J.E.  » Oui, ça on le sait tous. J’ai passé 5 ans dans le cadre du Conseil de l’Europe à étudier au sein d’une commission les facteurs qui favorisent la violence chez les jeunes. Nous avions mené une étude qui a permis de rencontrer 1500 jeunes auteurs de violences âgés de 8 à 15 ans. Nous avons aussi tenu compte des actes de violence qu’ils posent contre eux-mêmes telles les tentatives de suicide. Cette étude a porté autant sur le milieu rural qu’urbain. Avec eux nous avons essayé de connaître les causes de ces violences. Or, tous ces jeunes nous ont ramené à leur petite enfance et vers un certain nombre de repères qui n’avaient pas été construits dans de bonnes conditions. Cela ne veut pas dire pour autant que nous soyons enfermés dans la petite enfance. Nous avons constaté qu’avec de grands adolescents, il nous fallait repasser par des stades de la petite enfance pour leur permettre d’évoluer. Ce constat nous a conduit à réfléchir sur la notion de prévention. Or, la prévention des violences n’est pas d’attendre que les adolescents ou les pré-ados aient posé des actes. La vraie prévention, c’est ce que les Québécois appellent la prévenance. C’est la prévention précoce qui consiste à s’intéresser au lien enfant – parent dès le plus jeune âge. La prévention consiste d’abord à aider les parents dans leur rôle de parents. Cela nous ramène au tout petit en considérant qu’il ne s’agit pas d’une dépense mais plutôt d’un investissement. Nous connaissons des coûts importants lorsqu’il s’agit de soigner des jeunes qui ne vont pas bien. Cela coûte beaucoup plus cher que de les aider à se construire… »

Et que pensez-vous de la tendance qui vise à accuser les parents d’enfants délinquants ?

J.E. « L’idée court que les parents sont démissionnaires et qu’il faut en conséquence augmenter l’arsenal répressif légal dans le domaine pénal à leur encontre au prétexte qu’ils ne font pas leur boulot de parent.

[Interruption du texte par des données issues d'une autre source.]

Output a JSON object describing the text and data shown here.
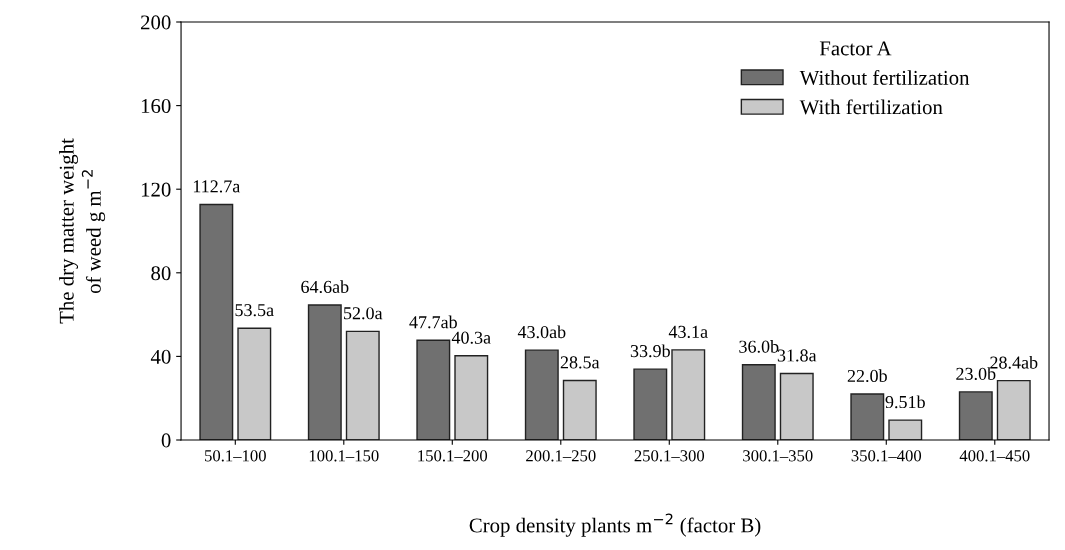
{
  "chart_data": {
    "type": "bar",
    "xlabel": "Crop density plants m$^{−2}$ (factor B)",
    "ylabel": "The dry matter weight\nof weed g m$^{−2}$",
    "legend_title": "Factor A",
    "categories": [
      "50.1–100",
      "100.1–150",
      "150.1–200",
      "200.1–250",
      "250.1–300",
      "300.1–350",
      "350.1–400",
      "400.1–450"
    ],
    "series": [
      {
        "name": "Without fertilization",
        "color": "#707070",
        "values": [
          112.7,
          64.6,
          47.7,
          43.0,
          33.9,
          36.0,
          22.0,
          23.0
        ],
        "value_labels": [
          "112.7a",
          "64.6ab",
          "47.7ab",
          "43.0ab",
          "33.9b",
          "36.0b",
          "22.0b",
          "23.0b"
        ]
      },
      {
        "name": "With fertilization",
        "color": "#c8c8c8",
        "values": [
          53.5,
          52.0,
          40.3,
          28.5,
          43.1,
          31.8,
          9.51,
          28.4
        ],
        "value_labels": [
          "53.5a",
          "52.0a",
          "40.3a",
          "28.5a",
          "43.1a",
          "31.8a",
          "9.51b",
          "28.4ab"
        ]
      }
    ],
    "ylim": [
      0,
      200
    ],
    "yticks": [
      0,
      40,
      80,
      120,
      160,
      200
    ],
    "grid": false,
    "legend": "top right"
  }
}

Ce discours anti-parents s’est développé à l’assemblée nationale et dans les médias. Je travaille beaucoup au Québec et j’ai envie de reprendre une expression. En fait les parents ne sont pas démissionnaires mais ils sont « démissionnés » comme on dit là bas. Au lieu de les accuser, il vaut mieux réfléchir aux moyens qui leur sont donnés pour qu’ils aident leurs enfants à se construire.  Il vaut mieux essayer de comprendre pourquoi les jeunes sont seuls dans la rue à certaines heures de la nuit et par quel processus les parents ont été « démissionnés ». L’important est aujourd’hui d’aider ces adultes à se « parentaliser », à prendre conscience de leur rôle. Certains ont tout simplement perdu confiance en eux. Il y a un travail de résurgence de la confiance à engager loin de tout jugement. En ce sens je ne suis pas sûr qu’un tribunal puisse régler ces problèmes. Une loi répressive ne résoudra rien ».